Une multitude d'études se penchent aujourd'hui sur les atouts des corpus pour compléter les informations lacunaires données par les dictionnaires (Loock 2016). Nous ferons état d'une expérience menée auprès de deux groupes d'étudiants en lexicographie, issus de formations distinctes en France et en Italie: le Master LTTAC (Lexicographie, Terminographie, Traitement Automatique des Corpus) de l'Université de Lille et le Master international LSC (Language, Society & Communication) de l'Université de Bologne. Le cours proposé à ces deux formations a pour objectif de fournir les outils théoriques et pratiques fondamentaux pour l'analyse linguistique en français menée à l'aide de supports informatiques. Cette approche appliquée à l'étude de la linguistique est sous-tendue par une réflexion sur la formation des "nouvelles" compétences requises dans les métiers de la communication multilingue (rédacteur, traducteur, lexicographe, terminologue, linguiste computationnel, etc.)
Les étudiants, à qui nous avons demandé de tester des ressources lexicographiques traditionnelles (dictionnaires de langue, bilingues, terminologiques) et des technologies pour la traduction (corpus électroniques, traducteurs automatiques, concordanciers) pour traduire des textes français sur l'art, n'ont pas jugé l'exploration des corpus comme indispensable au regard des informations déjà repérées dans les dictionnaires. Ces corpus, sans doute utiles pour vérifier la fréquence d'emploi des termes spécialisés et pour détecter les collocations les plus récurrentes et pertinentes, ne sont pas toujours ciblés pour la tâche accomplie. Les étudiants interrogés ont relevé que les dictionnaires contiennent sûrement moins de contextualisations que les corpus, mais que celles qui sont présentes ont été triées par des experts, les lexicographes, possédant des compétences pour réaliser une analyse linguistique fine, alors que les données de corpus sous forme brute s'avèrent indigestes et difficiles à interpréter.

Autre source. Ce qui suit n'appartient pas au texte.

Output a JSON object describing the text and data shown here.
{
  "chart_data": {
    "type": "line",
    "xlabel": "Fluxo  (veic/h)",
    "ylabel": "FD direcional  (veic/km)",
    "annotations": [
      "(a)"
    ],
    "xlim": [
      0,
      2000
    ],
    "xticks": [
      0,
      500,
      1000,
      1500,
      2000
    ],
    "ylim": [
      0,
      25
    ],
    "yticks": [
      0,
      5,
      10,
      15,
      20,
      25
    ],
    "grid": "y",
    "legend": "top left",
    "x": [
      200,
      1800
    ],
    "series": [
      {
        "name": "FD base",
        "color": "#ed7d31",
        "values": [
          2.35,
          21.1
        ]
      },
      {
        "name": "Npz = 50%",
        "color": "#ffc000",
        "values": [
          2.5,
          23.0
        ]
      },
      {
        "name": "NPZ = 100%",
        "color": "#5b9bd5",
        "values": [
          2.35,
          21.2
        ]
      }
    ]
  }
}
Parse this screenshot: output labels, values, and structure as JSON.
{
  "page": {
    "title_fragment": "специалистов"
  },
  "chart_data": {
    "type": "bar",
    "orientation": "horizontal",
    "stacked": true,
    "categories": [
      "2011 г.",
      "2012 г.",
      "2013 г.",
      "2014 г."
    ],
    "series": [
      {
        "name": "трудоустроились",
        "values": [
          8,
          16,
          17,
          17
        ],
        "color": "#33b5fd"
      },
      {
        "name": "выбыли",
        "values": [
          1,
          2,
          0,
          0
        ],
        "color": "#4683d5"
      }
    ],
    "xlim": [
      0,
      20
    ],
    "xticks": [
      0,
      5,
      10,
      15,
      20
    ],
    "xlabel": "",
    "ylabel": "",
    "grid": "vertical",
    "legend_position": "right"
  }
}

En appuyant nos observations sur les résultats de cette enquête et sur notre expérience de recherche en lexicographie et en linguistique de corpus, nous nous prononcerons en faveur des dictionnaires pour défendre leur valeur ajoutée à un moment de l'histoire où leur survie est mise en danger. Depuis la naissance de la lexicographie, la tâche du lexicographe, un spécialiste de la langue, est de condenser et d'agencer dans une entrée de dictionnaire les informations linguistiques nécessaires pour guider l'utilisateur dans la compréhension d'une unité lexicale sous toutes ses facettes. Aujourd'hui cette analyse fine préalable de données linguistiques est léguée à l'utilisateur du concordancier qui n'est pas toujours préparé ni formé convenablement pour accomplir cette tâche complexe. Autrement dit, en demandant à l'utilisateur d'analyser toutes les concordances, au lieu d'accélérer et de faciliter sa tâche, on lui donne du travail supplémentaire qui était auparavant effectué par le lexicographe professionnel. Si l'on pense aux progrès accomplis dans l'histoire de la lexicographie française (du Littré au Petit Robert en passant par Hatzfeld et Darmester), peut-on soutenir qu'une véritable (r)évolution en lexicographie s'est affirmée à la suite de l'avènement de la linguistique informatique ? Nous montrerons que l'analyse fine donnée par des dictionnaires, de bons dictionnaires bien entendu, ne pourra jamais rivaliser avec des corpus et que ces derniers ne pourront pas mettre en question la survie de ces mêmes dictionnaires.